Heh. I have enough breath to waste a bit on that lost cause: If you consider a drug with no potential for addiction and an LD50 which is more than 250 times the usual dose to be a hard drug, you probably haven’t got a clue what constitutes “hard” drugs.
I remember one time in my youth when I accidentally ingested ~30 times more LSD than was usual. Result: I may not have been fully 100% at work the next day, largely because I didn’t have my head together enough to try to sleep at an appropriate time. I believe that ingesting 30X your usual dose of heroin will take you out of the labour pool permanently, virtually every time. That’s hard.
Alcohol is a much harder drug than LSD, in that its usual forms of abuse can easily be fatal, and also in that heavy users will experience a difficult withdrawal should they decide that they’d like to stop using it regularly.
I have also encountered the attitude that “doctor prescribed drugs” are “soft drugs”, while “hard drugs” are anything “illegal or illicit”. When in reality, the prescribed drugs out there on the market have led to the hardest plagues, crimes, and addictions of the last hundred years. Many people die because they are naieve.
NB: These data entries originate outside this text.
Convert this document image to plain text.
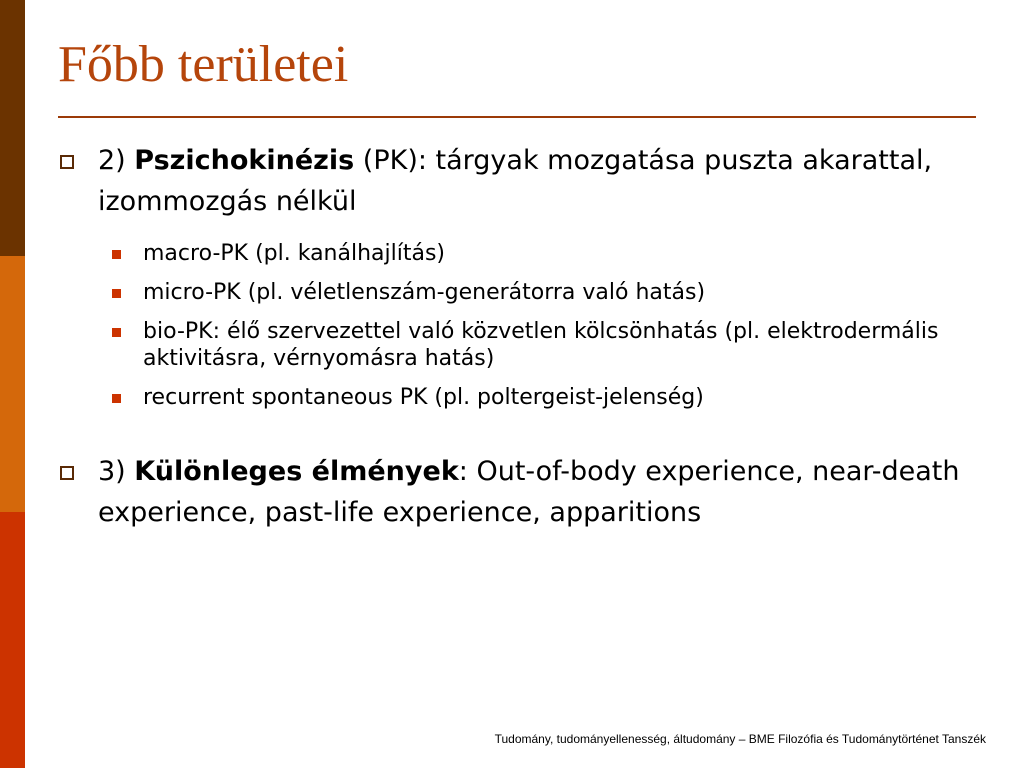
Főbb területei

2) Pszichokinézis (PK): tárgyak mozgatása puszta akarattal, izommozgás nélkül

macro-PK (pl. kanálhajlítás)
micro-PK (pl. véletlenszám-generátorra való hatás)
bio-PK: élő szervezettel való közvetlen kölcsönhatás (pl. elektrodermális aktivitásra, vérnyomásra hatás)
recurrent spontaneous PK (pl. poltergeist-jelenség)

3) Különleges élmények: Out-of-body experience, near-death experience, past-life experience, apparitions

Tudomány, tudományellenesség, áltudomány – BME Filozófia és Tudománytörténet Tanszék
When detoxing from heroin, you may have a rough few days and see dead babies crawling on the ceiling, but providing you stay hydrated and such you will live through it. Alcohol is one of the few (or the only???) drugs that can kill you during withdrawal, and hardcore alcoholics should have medical supervision.
As someone who experimented some in his life, and has drank for most of my life I’ve always felt alcohol is one of the harder drugs and definitely the hardest drug that has widespread social acceptance.
It’s easily, easily a harder drug that marijuana. I’ve never known anyone to smoke so much pot (or for that matter do so much coke) that they literally black and and still continue to walk and walk and do all sorts of things (some of them so out of character as to be unbelievable.)